Download or read book Well-versed written by Minoru Ozawa and published by . This book was released on 2021 with total page 375 pages. Available in PDF, EPUB and Kindle. Book excerpt: "This volume of seasonally-arranged poems is a guide to the appreciation and enjoyment of the great variety of modern Japanese haiku. From turn-of-the-century masters to poets of today, 300 of Japan's best modern haiku are introduced by OZAWA Minrou, a leading contemporary haiku poet and critic. Each of the poems, many of them scarcely known, is sensitively discussed together with the background of the poem and the relations between the poets. This volume includes poems from the end of the nineteenth century through the beginning of the twenty-first century by the most important writers of modern haiku. they include the leading lights from grounds surrounding MASAOKA Shiki and his disciple TAKAHAMA Kyoshi as well as poets who experimented with new styles such as seasonless haiku, free form haiku, and multi-line haiku. Alongside these are works by well-known novelists and other cultural figures who were not professional haiku poets but for whom haiku was an important part of their lives, such as KUBOTA Mantarō, AKUTAGAWA Ryūnosuke, and NATSUME Sōseki. The book also features beautiful seasonal photographs at the beginning of each chapter, and an additional 20 haiku by the author." --
Book Synopsis When a Stranger Comes to Town by : Michael Koryta
Download or read book When a Stranger Comes to Town written by Michael Koryta and published by Harlequin. This book was released on 2021-04-20 with total page 354 pages. Available in PDF, EPUB and Kindle. Book excerpt: ANTHONY AWARD FINALIST FOR BEST ANTHOLOGY Including NYT bestselling author Michael Connelly’s story “Avalon,” soon to be adapted for television by David E. Kelley. "The very best of what crime fiction should deliver." -New York Journal of Books The latest Mystery Writers of America story collection, featuring surprising, page-turning twists on the genre from some of the top bestsellers and award winners in crime fiction It’s been said that all great literature boils down to one of two stories—a man takes a journey, or a stranger comes to town. While mystery writers have been successfully using both approaches for generations, there’s something undeniably alluring in the nature of a stranger: the uninvited guest, the unacquainted neighbor, the fish out of water.
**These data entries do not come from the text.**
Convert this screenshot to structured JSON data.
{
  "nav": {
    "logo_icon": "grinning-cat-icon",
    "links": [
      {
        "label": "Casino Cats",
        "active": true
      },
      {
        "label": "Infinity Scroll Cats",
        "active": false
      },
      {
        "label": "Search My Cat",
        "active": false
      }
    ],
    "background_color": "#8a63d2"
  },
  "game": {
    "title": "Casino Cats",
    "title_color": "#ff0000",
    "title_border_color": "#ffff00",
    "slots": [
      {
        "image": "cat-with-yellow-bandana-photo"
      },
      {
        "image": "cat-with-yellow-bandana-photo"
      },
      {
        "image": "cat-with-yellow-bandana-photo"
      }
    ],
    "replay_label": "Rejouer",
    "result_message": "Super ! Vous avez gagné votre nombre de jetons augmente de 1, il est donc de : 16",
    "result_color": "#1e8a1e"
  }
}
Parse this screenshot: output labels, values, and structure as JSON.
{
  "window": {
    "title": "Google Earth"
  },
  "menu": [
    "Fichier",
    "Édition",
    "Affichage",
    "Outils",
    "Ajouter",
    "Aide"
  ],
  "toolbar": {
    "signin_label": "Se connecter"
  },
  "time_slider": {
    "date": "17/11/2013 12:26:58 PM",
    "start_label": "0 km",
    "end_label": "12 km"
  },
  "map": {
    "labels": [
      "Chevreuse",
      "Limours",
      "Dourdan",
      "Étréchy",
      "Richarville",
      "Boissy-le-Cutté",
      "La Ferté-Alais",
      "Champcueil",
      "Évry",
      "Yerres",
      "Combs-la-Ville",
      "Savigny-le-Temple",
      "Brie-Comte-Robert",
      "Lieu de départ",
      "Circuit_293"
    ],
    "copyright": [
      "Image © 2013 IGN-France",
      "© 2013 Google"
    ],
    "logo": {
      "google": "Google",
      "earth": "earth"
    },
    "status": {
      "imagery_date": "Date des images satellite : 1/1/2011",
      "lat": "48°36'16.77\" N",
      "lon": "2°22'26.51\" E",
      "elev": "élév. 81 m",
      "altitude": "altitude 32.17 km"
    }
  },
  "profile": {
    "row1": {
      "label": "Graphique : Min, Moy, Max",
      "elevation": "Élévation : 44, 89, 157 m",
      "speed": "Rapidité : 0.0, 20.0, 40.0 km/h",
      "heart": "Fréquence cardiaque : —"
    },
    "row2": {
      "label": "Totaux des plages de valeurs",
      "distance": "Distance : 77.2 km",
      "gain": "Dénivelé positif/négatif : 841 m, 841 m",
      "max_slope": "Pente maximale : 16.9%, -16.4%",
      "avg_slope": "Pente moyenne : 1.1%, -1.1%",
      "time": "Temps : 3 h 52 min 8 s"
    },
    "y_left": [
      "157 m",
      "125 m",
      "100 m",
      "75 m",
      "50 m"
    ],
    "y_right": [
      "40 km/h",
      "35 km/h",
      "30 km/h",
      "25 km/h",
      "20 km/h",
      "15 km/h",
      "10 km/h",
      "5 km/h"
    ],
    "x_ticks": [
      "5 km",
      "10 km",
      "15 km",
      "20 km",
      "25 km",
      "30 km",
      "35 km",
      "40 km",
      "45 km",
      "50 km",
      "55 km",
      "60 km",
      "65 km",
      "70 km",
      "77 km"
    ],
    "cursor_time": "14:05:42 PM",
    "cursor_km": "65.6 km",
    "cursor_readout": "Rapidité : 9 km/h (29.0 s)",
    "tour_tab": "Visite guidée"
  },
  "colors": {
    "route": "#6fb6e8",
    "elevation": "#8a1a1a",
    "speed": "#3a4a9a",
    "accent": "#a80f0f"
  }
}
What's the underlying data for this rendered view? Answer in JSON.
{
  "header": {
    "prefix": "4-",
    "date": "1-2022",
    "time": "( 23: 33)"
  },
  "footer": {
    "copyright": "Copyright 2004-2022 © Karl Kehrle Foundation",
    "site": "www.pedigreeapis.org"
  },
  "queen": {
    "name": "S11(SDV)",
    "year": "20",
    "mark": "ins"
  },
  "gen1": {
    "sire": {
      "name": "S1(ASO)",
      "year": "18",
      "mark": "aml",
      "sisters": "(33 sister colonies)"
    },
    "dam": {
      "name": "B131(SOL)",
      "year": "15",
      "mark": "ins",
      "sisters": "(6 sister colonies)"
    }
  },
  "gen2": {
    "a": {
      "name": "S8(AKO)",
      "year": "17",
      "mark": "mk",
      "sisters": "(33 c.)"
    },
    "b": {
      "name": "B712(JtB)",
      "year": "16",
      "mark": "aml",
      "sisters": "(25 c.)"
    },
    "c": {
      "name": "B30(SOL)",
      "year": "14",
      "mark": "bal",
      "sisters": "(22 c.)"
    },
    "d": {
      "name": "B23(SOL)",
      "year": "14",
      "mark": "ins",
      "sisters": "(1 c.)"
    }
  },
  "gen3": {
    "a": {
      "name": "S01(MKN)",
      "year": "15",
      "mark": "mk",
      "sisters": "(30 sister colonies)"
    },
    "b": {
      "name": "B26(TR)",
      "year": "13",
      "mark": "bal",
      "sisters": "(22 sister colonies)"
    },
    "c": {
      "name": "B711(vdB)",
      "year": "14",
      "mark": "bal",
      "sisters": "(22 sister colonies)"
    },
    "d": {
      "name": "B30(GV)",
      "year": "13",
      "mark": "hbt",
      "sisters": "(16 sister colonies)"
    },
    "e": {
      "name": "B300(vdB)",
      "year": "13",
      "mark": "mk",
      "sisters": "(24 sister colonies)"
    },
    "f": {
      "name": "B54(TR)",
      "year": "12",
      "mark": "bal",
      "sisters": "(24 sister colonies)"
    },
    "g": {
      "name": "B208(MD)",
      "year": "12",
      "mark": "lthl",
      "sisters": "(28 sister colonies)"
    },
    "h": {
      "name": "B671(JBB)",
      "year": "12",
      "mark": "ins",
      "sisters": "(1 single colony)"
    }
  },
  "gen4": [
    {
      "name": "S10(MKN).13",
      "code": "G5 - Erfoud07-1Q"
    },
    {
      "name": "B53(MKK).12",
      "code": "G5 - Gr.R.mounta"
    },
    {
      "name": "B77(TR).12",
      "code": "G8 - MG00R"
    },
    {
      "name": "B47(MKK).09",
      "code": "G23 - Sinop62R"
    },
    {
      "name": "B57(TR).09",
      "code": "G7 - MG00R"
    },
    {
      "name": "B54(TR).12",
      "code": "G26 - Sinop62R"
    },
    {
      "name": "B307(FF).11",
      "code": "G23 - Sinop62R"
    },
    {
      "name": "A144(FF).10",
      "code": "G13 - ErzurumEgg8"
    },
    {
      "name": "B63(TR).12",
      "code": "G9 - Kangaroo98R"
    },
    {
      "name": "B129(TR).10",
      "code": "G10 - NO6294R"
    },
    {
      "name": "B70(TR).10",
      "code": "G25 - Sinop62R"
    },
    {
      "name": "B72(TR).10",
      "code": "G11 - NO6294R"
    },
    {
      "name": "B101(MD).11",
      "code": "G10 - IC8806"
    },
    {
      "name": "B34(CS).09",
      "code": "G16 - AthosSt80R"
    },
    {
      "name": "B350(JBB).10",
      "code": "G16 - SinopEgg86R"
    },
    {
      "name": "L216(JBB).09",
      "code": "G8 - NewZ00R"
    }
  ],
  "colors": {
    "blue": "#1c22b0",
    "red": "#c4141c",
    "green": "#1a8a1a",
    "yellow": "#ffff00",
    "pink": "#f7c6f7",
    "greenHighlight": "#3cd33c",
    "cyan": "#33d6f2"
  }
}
No matter how or where they appear, strangers are walking mysteries, complete unknowns in once-familiar territories who disrupt our lives with unease and wonder. In the newest collection of stories by the Mystery Writers of America, each author weaves a fresh tale surrounding the eerie feeling that comes when a stranger enters our midst, featuring stories by prolific mystery writers such as Michael Connelly, Dean Koontz and Joe Hill.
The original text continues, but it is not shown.